STAIRLIFT manufacturer ThyssenKrupp is to rescope its business at Stockton, which will cease assembly of new products and concentrate instead on sales, marketing and service.

The news ends months of speculation that the German stairlift giant, part of the much larger global technology and steelmaking group ThyssenKrupp AG, was closing its UK subsidiary and consolidating production in mainland Europe. However the reorganisation will put 13 out of a total of 80 jobs at risk, the company confirmed today.

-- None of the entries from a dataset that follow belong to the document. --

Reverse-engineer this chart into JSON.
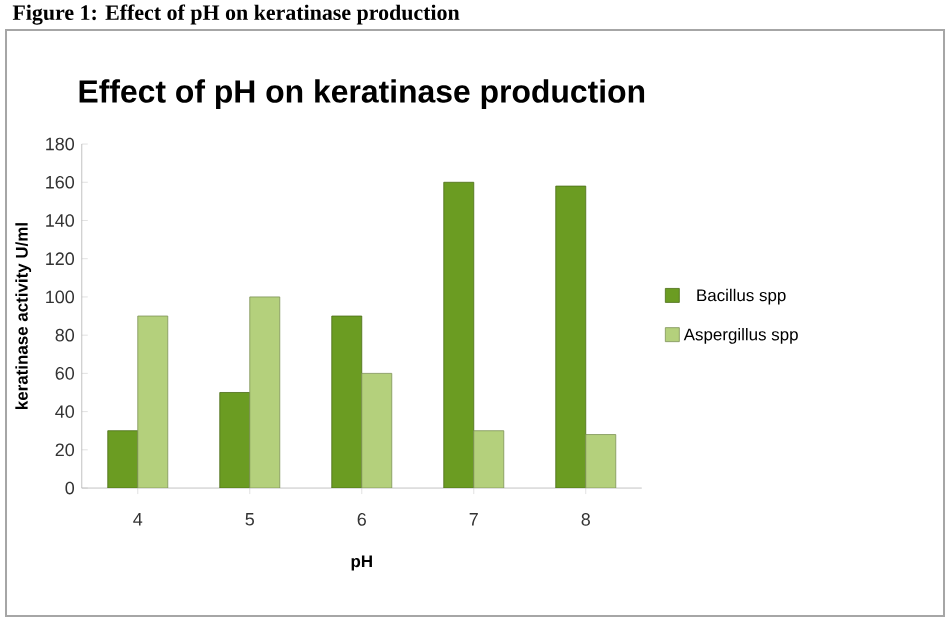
{
  "chart_data": {
    "type": "bar",
    "title": "Effect of pH on keratinase production",
    "annotations": [
      "Figure 1: Effect of pH on keratinase production"
    ],
    "xlabel": "pH",
    "ylabel": "keratinase activity U/ml",
    "categories": [
      "4",
      "5",
      "6",
      "7",
      "8"
    ],
    "series": [
      {
        "name": "Bacillus spp",
        "color": "#6b9c22",
        "values": [
          30,
          50,
          90,
          160,
          158
        ]
      },
      {
        "name": "Aspergillus spp",
        "color": "#b4d07c",
        "values": [
          90,
          100,
          60,
          30,
          28
        ]
      }
    ],
    "ylim": [
      0,
      180
    ],
    "yticks": [
      0,
      20,
      40,
      60,
      80,
      100,
      120,
      140,
      160,
      180
    ],
    "grid": false,
    "legend": "right"
  }
}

ThyssenKrupp, which continues to trade under the Lift Able brand bought from founder Jim Simmonds in March 2008 for around £9m, said it would continue to expand from its Stockton base, which was acquired as part of a strategy to get a foothold in the UK market for stairlifts - one of the biggest in the world.

Since buying into the country, the company has expanded the Lift Able product range to include curved and platform lifts and said its share grew at twice the market rate last year of 5% - at 12.5%. That was driven largely by public sector contracts in the care home and private housing sectors.

As a result the company said it was recruiting sales and marketing staff for its teams at Stockton and a smaller division in Warrrington, Cheshire. It would also continue to support an assembly team to meet the growing demand for reconditioned stairlifts, hundreds of which are stored at its Stockton plant. It had no plans to downsize the premises, which are on a long-term lease.

The reorganisation of Lift Able, part of ThyssenKrupp Accessibility division, coincides with plans revealed in the group’s generally downbeat annual results last week to streamline operations and cut costs. Although the group reported a loss of euro1.87 billion, compared with a net profit of euro2.3 billion the previous year, Accessibility emerged as one of the few segments that continued to build on a strong order book.

Plans to cut 5,000 jobs and sell divisions employing another 15,000 people would largely affect those employed in the conglomerate’s steelmaking operations.